Lay-off tradicional abrange mais mulheres e de 43 anos

Número de pessoas abrangidas caiu para metade em maio. Estavam abrangidas 7927 pessoas devido à redução do horário de trabalho ou por suspensão do contrato.

São mulheres, têm em média 43 anos e recebem menos de 400 euros por mês de prestação. É esta a caracterização demográfica dos beneficiários do chamado lay-off tradicional, aquele que está previsto no Código do Trabalho e que pode ser sempre requerido por empresas em dificuldade.

Uma análise mais fina das estatísticas da Segurança Social divulgadas ontem, permitem perceber quem são os beneficiários desta prestação e a evolução registada nos últimos meses, sobretudo com o segundo confinamento geral que começou logo em meados de janeiro e se prolongou até 15 de março quando arrancou a primeira de quatro fases de reabertura do país.

No mês de maio, estavam a receber esta prestação 7927 pessoas e destas, 60% eram mulheres, correspondendo a cerca de 4700 beneficiários. Em média têm 43 anos e recebem menos de 400 euros de subsídio (a 30 dias).

A caracterização dos beneficiários da prestação com base nos dados do Gabinete de Estratégia e Planeamento (GEP) do Ministério do Trabalho, Solidariedade e Segurança social (MTSSS) permite ainda saber a distribuição por escalões etários. Cerca de um terço das pessoas (32,4%) a receberem esta prestação têm entre 40 e 49 anos.
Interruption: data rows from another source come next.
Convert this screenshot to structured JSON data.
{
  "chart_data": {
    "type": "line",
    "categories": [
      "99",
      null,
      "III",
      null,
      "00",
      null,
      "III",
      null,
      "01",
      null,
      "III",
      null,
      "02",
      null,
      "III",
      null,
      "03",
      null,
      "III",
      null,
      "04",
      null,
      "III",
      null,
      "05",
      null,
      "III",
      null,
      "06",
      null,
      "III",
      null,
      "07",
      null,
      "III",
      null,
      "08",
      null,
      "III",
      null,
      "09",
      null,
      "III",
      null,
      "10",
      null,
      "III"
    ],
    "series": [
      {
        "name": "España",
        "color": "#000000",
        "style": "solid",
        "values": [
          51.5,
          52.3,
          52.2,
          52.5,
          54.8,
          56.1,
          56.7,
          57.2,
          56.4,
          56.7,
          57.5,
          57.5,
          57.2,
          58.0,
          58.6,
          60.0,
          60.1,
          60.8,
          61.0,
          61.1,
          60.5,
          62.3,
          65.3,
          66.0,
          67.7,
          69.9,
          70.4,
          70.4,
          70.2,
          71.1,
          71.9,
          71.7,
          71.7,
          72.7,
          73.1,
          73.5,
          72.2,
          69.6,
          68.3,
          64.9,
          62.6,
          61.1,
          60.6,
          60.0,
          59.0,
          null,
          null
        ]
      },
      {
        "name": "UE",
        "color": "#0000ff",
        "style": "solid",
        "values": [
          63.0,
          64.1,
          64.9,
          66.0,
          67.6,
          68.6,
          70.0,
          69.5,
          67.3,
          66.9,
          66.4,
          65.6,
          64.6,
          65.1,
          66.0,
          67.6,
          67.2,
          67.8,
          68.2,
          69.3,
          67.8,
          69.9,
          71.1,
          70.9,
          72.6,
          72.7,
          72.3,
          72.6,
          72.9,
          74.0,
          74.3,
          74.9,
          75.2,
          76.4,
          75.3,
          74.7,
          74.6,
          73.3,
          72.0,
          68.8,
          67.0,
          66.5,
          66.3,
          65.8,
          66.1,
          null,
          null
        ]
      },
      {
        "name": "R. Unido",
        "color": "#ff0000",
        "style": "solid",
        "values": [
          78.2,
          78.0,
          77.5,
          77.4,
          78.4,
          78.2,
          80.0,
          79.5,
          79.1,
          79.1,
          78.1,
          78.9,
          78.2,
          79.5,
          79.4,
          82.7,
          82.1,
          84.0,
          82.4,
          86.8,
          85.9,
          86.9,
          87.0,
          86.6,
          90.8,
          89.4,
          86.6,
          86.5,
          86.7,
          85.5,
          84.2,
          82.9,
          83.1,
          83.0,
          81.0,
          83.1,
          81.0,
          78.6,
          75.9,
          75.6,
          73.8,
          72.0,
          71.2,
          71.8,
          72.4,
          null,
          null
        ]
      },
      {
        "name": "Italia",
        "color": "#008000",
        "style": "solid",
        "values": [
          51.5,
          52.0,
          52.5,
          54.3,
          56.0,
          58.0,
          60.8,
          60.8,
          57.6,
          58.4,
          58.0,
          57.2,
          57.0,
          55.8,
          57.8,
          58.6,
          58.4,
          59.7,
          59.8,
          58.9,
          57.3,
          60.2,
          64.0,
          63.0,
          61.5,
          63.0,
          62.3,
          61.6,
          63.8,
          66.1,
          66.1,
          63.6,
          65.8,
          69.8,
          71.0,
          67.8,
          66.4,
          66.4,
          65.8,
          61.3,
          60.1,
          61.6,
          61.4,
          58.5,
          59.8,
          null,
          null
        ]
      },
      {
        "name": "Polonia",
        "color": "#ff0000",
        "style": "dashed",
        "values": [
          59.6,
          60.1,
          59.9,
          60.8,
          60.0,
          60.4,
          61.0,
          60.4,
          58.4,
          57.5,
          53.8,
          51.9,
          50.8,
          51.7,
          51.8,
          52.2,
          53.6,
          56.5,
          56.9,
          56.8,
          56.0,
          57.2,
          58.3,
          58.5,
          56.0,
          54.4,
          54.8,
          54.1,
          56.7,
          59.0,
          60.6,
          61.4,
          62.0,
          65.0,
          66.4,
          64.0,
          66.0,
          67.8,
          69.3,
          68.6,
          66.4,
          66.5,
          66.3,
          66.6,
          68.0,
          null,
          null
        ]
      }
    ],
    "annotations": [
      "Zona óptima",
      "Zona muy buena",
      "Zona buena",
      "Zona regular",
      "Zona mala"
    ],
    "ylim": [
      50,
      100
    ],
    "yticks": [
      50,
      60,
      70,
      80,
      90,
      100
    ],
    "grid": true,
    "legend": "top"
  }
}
Segue-se o escalão entre 50 e 59 anos (24%) e em terceiro estão os beneficiários com idades compreendidas entre os 30 e os 39 anos anos (23,7%). Ou seja, só estes três escalões etários contam para 80% dos destinatários desta prestação. Nos extremos, 16 pessoas com 70 ou mais anos também estavam abrangidos e quatro com menos de 20 anos de idade.

A prestação mensal caiu um terço de 582,87 euros, para 393,08 euros, o valor mais baixo desde setembro do ano passado.

Queda para metade

O mês de maio - o primeiro já praticamente todo na última fase de desconfinamento - marcou uma queda abrupta do número de beneficiários das prestações de lay-off tradicional. No final do mês passado, estavam a receber prestação 7927 pessoas, menos 49% do que em abril, quando atingiu o máximo histórico de 15 529 beneficiários.

Mais de 60% dos beneficiários receberam a prestação devido à redução do horário de trabalho, enquanto 38% devido a suspensão temporária de contrato.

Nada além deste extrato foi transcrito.